A TAP declarou um prejuízo de 57,4 milhões de euros no primeiro trimestre deste ano, “uma melhoria significativa” face aos prejuízos de 121,6 milhões e de 106,6 milhões de euros registados nos primeiros três meses de 2022 e de 2019, respectivamente.
Para Luís Rodrigues, CEO da TAP, a companhia teve “um forte desempenho operacional e financeiro, apesar do aumento dos custos e dos desafios operacionais”.
“Enfrentar esses desafios às portas do Verão é o caminho no qual temos de nos concentrar”, acrescentou o executivo, citado num comunicado enviado pela companhia à Comissão do Mercado de Valores Mobiliários (CMVM).
O comunicado destaca o “forte crescimento da actividade” no primeiro trimestre, com aumentos de receitas operacionais em 70,4% face a 2022 e 36% face a 2019, para 835,9 milhões de euros.
As receitas de passagens da TAP aumentaram 78,7% face a 2022, para um total de 737,6 milhões, gerando um PRASK (receita de passageiro por lugar por quilómetro voado) de 6,17 cêntimos de euro, mais 1,38 cêntimos ou mais 28,8% que no ano passado.
O aumento das receitas, segundo a TAP, foi “apoiado em melhores níveis de utilização de capacidade da frota”.

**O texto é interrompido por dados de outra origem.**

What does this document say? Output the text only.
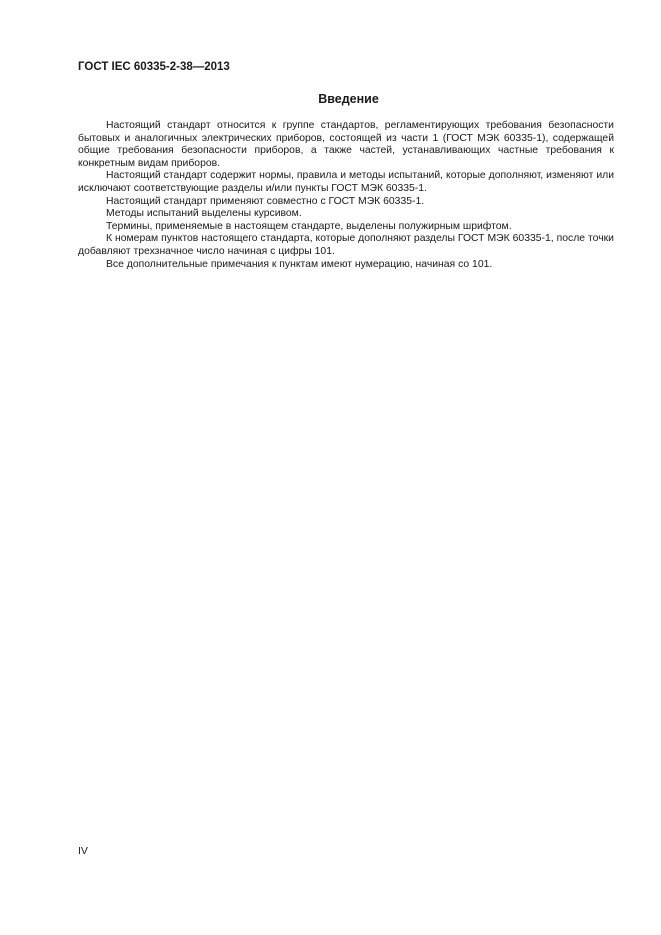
ГОСТ IEC 60335-2-38—2013
Введение

Настоящий стандарт относится к группе стандартов, регламентирующих требования безопасности бытовых и аналогичных электрических приборов, состоящей из части 1 (ГОСТ МЭК 60335-1), содержащей общие требования безопасности приборов, а также частей, устанавливающих частные требования к конкретным видам приборов.

Настоящий стандарт содержит нормы, правила и методы испытаний, которые дополняют, изменяют или исключают соответствующие разделы и/или пункты ГОСТ МЭК 60335-1.

Настоящий стандарт применяют совместно с ГОСТ МЭК 60335-1.

Методы испытаний выделены курсивом.

Термины, применяемые в настоящем стандарте, выделены полужирным шрифтом.

К номерам пунктов настоящего стандарта, которые дополняют разделы ГОСТ МЭК 60335-1, после точки добавляют трехзначное число начиная с цифры 101.

Все дополнительные примечания к пунктам имеют нумерацию, начиная со 101.

IV
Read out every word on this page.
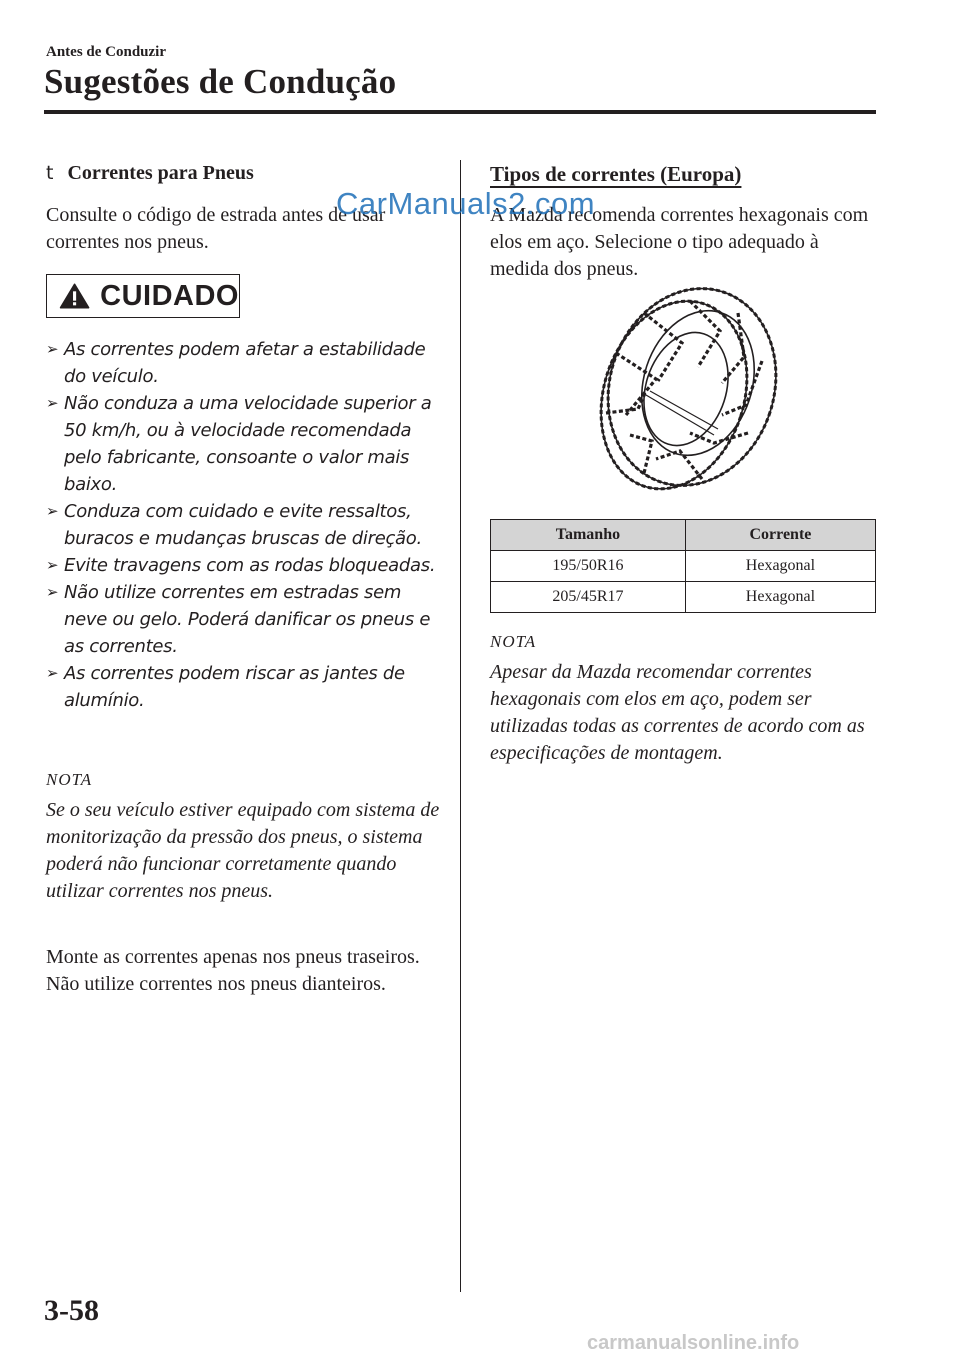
Antes de Conduzir
Sugestões de Condução
t Correntes para Pneus
Consulte o código de estrada antes de usar correntes nos pneus.
CUIDADO
➢ As correntes podem afetar a estabilidade do veículo.
➢ Não conduza a uma velocidade superior a 50 km/h, ou à velocidade recomendada pelo fabricante, consoante o valor mais baixo.
➢ Conduza com cuidado e evite ressaltos, buracos e mudanças bruscas de direção.
➢ Evite travagens com as rodas bloqueadas.
➢ Não utilize correntes em estradas sem neve ou gelo. Poderá danificar os pneus e as correntes.
➢ As correntes podem riscar as jantes de alumínio.
NOTA
Se o seu veículo estiver equipado com sistema de monitorização da pressão dos pneus, o sistema poderá não funcionar corretamente quando utilizar correntes nos pneus.
Monte as correntes apenas nos pneus traseiros.
Não utilize correntes nos pneus dianteiros.
Tipos de correntes (Europa)
A Mazda recomenda correntes hexagonais com elos em aço. Selecione o tipo adequado à medida dos pneus.
Tamanho	Corrente
195/50R16	Hexagonal
205/45R17	Hexagonal
NOTA
Apesar da Mazda recomendar correntes hexagonais com elos em aço, podem ser utilizadas todas as correntes de acordo com as especificações de montagem.
3-58
CarManuals2.com
carmanualsonline.info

A TAP declarou ter transportado 3,511 milhões de passageiros nos primeiros três meses deste ano, mais 66,9% que em 2022, uma subida superior ao aumento da oferta, que foi de 38,8% em ASK (lugares por quilómetros voados).
A capacidade medida em ASK superou em 9% a oferta do primeiro trimestre de 2019.
O load factor da TAP no primeiro trimestre situou-se em 79%, mais 12,3 pontos percentuais que em 2022 e mais 3,8 p.p. que em 2019.
A companhia aérea declarou custos operacionais recorrentes de 846,1 milhões de euros, um aumento de 57,5% ou 308,9 milhões face a 2019, “reflectindo um maior nível de actividade, verificado pelo aumento dos custos com combustíveis”, de 109,6% ou 144,8 milhões de euros, e pelo “aumento dos custos operacionais de tráfego”, de 42,7% ou 54,2 milhões de euros.
O CASK (custos operacionais por lugar por quilómetro voado) dos custos operacionais recorrentes aumentou em 13,5% face a 2022, para 7,08 cêntimos de euro.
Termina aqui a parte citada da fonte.